Прогулка с Матерью по Гарлему произвела бы то же впечатление на любого, а не только на такого чувствительного человека, как Бродски. Я, например, когда посещаю на дому своих клиентов, всегда хожу, уткнув нос в газету или книгу, чтобы не видеть какого-нибудь наркомана, впавшего в прострацию, или пьяницу, пускающего слюни, или безнадежного неудачника, готового напасть на меня сзади или воткнуть финку в живот. Уж если он воткнет, так воткнет! И ни я, и никто ничего не сможет тут поделать. Такое уж это место. И это в нашито дни! А пока остается только молиться. С тех пор как я работаю в Управлении, ко мне пристали только три раза. (Четыре, если считать стычку, закончившуюся потасовкой, в которой я скорее одержал победу, чем потерпел поражение.) В любом случае я знаю, что самый лучший способ – не показывать жителям Гарлема своего презрения, наоборот, замечать их. У черных есть нечто, присущее всем социальным группам, лишенным гражданских прав, – они хотят, чтобы их узнавали. Знали по имени. Спросите любого копа на обходе, что произойдет, если не обратиться к ним по имени. Обращения «Эй, ты!» достаточно, чтобы начались расовые беспорядки. Я предполагаю, что их слишком долго не замечали. Что касается лично меня, то моя приверженность анонимности имеет совершенно другое происхождение.

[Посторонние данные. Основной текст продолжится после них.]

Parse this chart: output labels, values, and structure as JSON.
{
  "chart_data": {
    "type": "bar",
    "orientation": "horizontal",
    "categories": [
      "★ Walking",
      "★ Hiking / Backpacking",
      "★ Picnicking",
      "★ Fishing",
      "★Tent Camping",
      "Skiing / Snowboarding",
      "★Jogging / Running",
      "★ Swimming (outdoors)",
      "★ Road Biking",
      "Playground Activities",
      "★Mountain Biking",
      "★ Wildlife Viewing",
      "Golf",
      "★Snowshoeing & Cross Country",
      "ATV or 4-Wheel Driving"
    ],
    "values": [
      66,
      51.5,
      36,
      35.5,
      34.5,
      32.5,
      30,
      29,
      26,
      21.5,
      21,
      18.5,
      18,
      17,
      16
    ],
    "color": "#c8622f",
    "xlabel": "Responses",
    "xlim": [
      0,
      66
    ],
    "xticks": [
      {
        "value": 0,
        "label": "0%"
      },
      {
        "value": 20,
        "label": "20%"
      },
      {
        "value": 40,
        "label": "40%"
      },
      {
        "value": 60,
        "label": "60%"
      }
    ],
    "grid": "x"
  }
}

Видя, каким образом Бродски реагирует на мир, я вспоминаю своего отца, когда тот поехал в Париж. Много лет мать уговаривала его съездить туда и откладывала деньги на эту поездку. Никогда не забуду его высокопарного заключения, сделанного им по возвращении.
– Ну так как, Эйб? – спросил его дядя Том. – Как тебе понравился Париж?
– Париж! Кому он нужен, этот Париж. Я проехал две тысячи миль, терпел столько неудобств и потратил все деньги, чтобы увидеть паршивую реку. Скажи, Том, какая разница между Сеной и Гудзоном?… Я скажу тебе: никакой!